Macleans

Quebec/Newfoundland Families Suffer Rare Defective Gene

When Maryse Robillard was growing up in rural Quebec, she had no idea she carried a defective gene for a horrible disease. She continues to feel fine, as does her husband, whose DNA carries a similar mutation. Then the Robillards had Roxanne, who wasn't as lucky.

This article was originally published in Maclean's Magazine on January 30, 2006

Quebec/Newfoundland Families Suffer Rare Defective Gene

When Maryse Robillard was growing up in rural Quebec, she had no idea she carried a defective gene for a horrible disease. She continues to feel fine, as does her husband, whose DNA carries a similar mutation. Then the Robillards had Roxanne, who wasn't as lucky. With a defective gene from each parent, the girl developed one of several nerve-damaging diseases collectively known as hereditary sensory and autonomic neuropathies, or HSANs; as a result, Roxanne does not feel pain in her extremities, especially her lower legs. At first blush, that may sound like a good thing, but it isn't. Far from it. One night, the little girl, who was four at the time, tumbled out of bed. Her parents noticed that her foot was swollen, and thought she had somehow knocked it in the fall, but an X-ray revealed she had broken a bone some indeterminate time ago. In any other child, says Robillard, 34, the break and the ensuing damage caused by ignoring the injury would have caused an inordinate amount of pain. "But she'd been walking, running, and jumping just like the other kids."

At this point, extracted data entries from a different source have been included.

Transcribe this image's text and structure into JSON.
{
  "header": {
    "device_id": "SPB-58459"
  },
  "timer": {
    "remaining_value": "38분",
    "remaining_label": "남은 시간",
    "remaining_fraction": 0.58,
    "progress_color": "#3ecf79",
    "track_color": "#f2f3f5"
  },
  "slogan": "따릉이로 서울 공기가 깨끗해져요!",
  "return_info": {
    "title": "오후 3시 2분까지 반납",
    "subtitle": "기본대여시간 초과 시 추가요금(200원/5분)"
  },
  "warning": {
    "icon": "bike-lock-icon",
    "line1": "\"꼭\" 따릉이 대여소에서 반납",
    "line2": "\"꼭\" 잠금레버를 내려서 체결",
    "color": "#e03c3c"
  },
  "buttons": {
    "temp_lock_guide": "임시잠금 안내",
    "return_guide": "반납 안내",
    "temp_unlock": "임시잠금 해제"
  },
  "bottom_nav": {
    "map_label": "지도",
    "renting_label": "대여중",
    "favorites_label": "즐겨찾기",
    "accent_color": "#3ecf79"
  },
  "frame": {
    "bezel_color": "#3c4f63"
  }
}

Roxanne, who is 10 now, has HSAN type 2, or HSAN2. Exact numbers of people affected by it are hard to come by. It remains rare in Quebec, but not in Lanaudière, a region north of Montreal that includes Terrebonne, Rawdon and Joliette. Dr. Bernard Brais, a neurogeneticist at the University of Montreal, estimates that between one and three per cent of the Lanaudière population carries a copy of the defective gene, which was likely introduced with the first French settlers. Today, 80 per cent of HSAN2 cases studied by Brais and his team - they are tracking two dozen - come from the region. One tiny village has been struck particularly hard - the one where the Robillards live - but Brais declines to name it, not wanting to stigmatize the inhabitants. Patients have a rough enough time of it as it is. They bump themselves without feeling it, the injuries become infected, and infections can spread to the bone, which often leads to amputations. "Many of our older patients," Brais says, "have no feet and no fingers left."

HSAN2 was first described in the scientific literature in 1973. To date, 50 per cent of the patients discussed in journals are of French Canadian descent. (Newfoundlanders also suffer from HSAN2. It is thought that the damaged gene was introduced there by a family from Dorset, in the United Kingdom, in the early 1800s.) Symptoms usually first appear during infancy or early childhood, and generally affect regions below the elbows and knees, in a so-called sock-and-glove pattern. "The degree of insensitivity is quite dramatic," Brais says. "Some of these patients are amputated without anaesthesia - you can cut their bone and they just don't feel anything."

Within the past decade, researchers have sequenced the mutated genes responsible for HSAN2 and four other varieties of HSAN. HSAN3, for instance, is like HSAN2 in that the implicated gene is recessive, meaning two defective copies have to be inherited - one from each parent - to fall ill. (If a carrier has a child with another carrier - as in the Robillards' case - the couple has a one-in-four chance of having a child with the disease.) HSAN3, closely associated with Ashkenazi Jews, is more complex, however, and includes mental retardation and major problems controlling blood pressure.

Anecdotal evidence suggests carriers of a single copy of the mutated gene may be slightly less perceptive of pain, cold in particular. "A lot of the parents of these children are fine," says Brais, "but these are the people who go outside at -30 and shovel with a thin sweater, no gloves and running shoes." This apparent resilience to frigid temperatures may have factored in early French settlers remaining in a region with bitterly cold winters. Other studies may lead to a better understanding of pain and pain management.

In her brief life, Roxanne Robillard has had to endure several fractures. In one case, a cast put on to repair a broken heel bruised her enough to break the skin, cause an infection and eventually an open sore through which her mother could see the child's bone. Today, the girl is confined to a wheelchair, this time recovering from a broken thigh bone. That, coupled with widespread ignorance of the disease, can frustrate Maryse Robillard. "When we tell people she doesn't feel anything, they sometimes say, 'Hey, that's great if it doesn't hurt,' " Robillard says. "And I tell them, 'Yeah, well, she wouldn't have been hospitalized all those times had it hurt in the first place.'" She'd likely be the first to tell you, no pain really is no gain.